Approaching the two-year anniversary of the government’s Consumer Data Right changes advisers are not taking advantage of the benefits of the data sharing system according to EY.
EY Oceania consulting partner Andrew Parton tells Professional Planner there is absolutely no reason why financial planners shouldn’t be thinking about becoming an accredited data recipient to take advantage of CDR.
“Are advisers taking advantage of it? Not that I’ve seen in the market at the moment. Should they be?

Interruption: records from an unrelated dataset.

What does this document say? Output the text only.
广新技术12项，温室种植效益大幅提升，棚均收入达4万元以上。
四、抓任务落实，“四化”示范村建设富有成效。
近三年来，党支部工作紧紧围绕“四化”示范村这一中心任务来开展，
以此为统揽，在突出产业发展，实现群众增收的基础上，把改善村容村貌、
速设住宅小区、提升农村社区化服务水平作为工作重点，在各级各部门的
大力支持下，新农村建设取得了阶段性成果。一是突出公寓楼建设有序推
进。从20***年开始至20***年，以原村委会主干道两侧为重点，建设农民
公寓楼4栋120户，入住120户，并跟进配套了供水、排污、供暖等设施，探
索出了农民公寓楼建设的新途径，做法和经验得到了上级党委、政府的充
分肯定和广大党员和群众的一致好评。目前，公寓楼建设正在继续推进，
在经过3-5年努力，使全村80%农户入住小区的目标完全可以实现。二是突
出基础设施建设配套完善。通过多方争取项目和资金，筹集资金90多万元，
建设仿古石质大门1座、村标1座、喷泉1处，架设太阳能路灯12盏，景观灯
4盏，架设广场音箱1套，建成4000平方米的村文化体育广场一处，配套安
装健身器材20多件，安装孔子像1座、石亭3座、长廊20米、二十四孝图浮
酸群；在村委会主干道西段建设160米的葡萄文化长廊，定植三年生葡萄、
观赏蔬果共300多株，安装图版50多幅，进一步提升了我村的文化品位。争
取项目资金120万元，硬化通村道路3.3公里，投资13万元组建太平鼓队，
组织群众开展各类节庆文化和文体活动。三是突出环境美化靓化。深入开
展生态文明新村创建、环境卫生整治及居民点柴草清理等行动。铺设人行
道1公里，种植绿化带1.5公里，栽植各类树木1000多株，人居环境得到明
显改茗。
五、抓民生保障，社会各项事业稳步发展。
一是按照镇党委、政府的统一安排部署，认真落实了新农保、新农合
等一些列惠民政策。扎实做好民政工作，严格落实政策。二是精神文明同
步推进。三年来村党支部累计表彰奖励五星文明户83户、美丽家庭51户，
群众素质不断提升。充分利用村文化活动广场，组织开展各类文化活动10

I think so.”
There are two modes of operation within CDR, Parton said; the institutions that are mandated to be compliant and advice practices that are in the position to benefit.
“Having a look at the breadth of data they could access from their customers and the potential that would give them, there’s a whole bunch of benefits – there’s quite a lot of discovery and data required in financial planning.”
“If you wanted to understand details of [a client’s] savings, current accounts and mortgage products… all of that information to be transferred to you almost instantly via CDR simply by completing a consent process,” he continued.
CDR launched in mid-2020 with open banking which required the big four to be compliant while other banks had another year.
The CDR is one of the recent regulatory developments that will be included in the Quality of Advice Review, although given some of the big name headline acts in the terms of reference it may become an afterthought to an industry focused on larger priorities.
Open banking has been on the periphery for financial advisers with only some early adopters have tapped into portals that link them up with clients’ banking accounts, superannuation funds and insurance policies.
EY supported the ACCC as a strategic adviser in the early staged of the rollout of CDR into banking which Parton said was handled much better here than in the UK.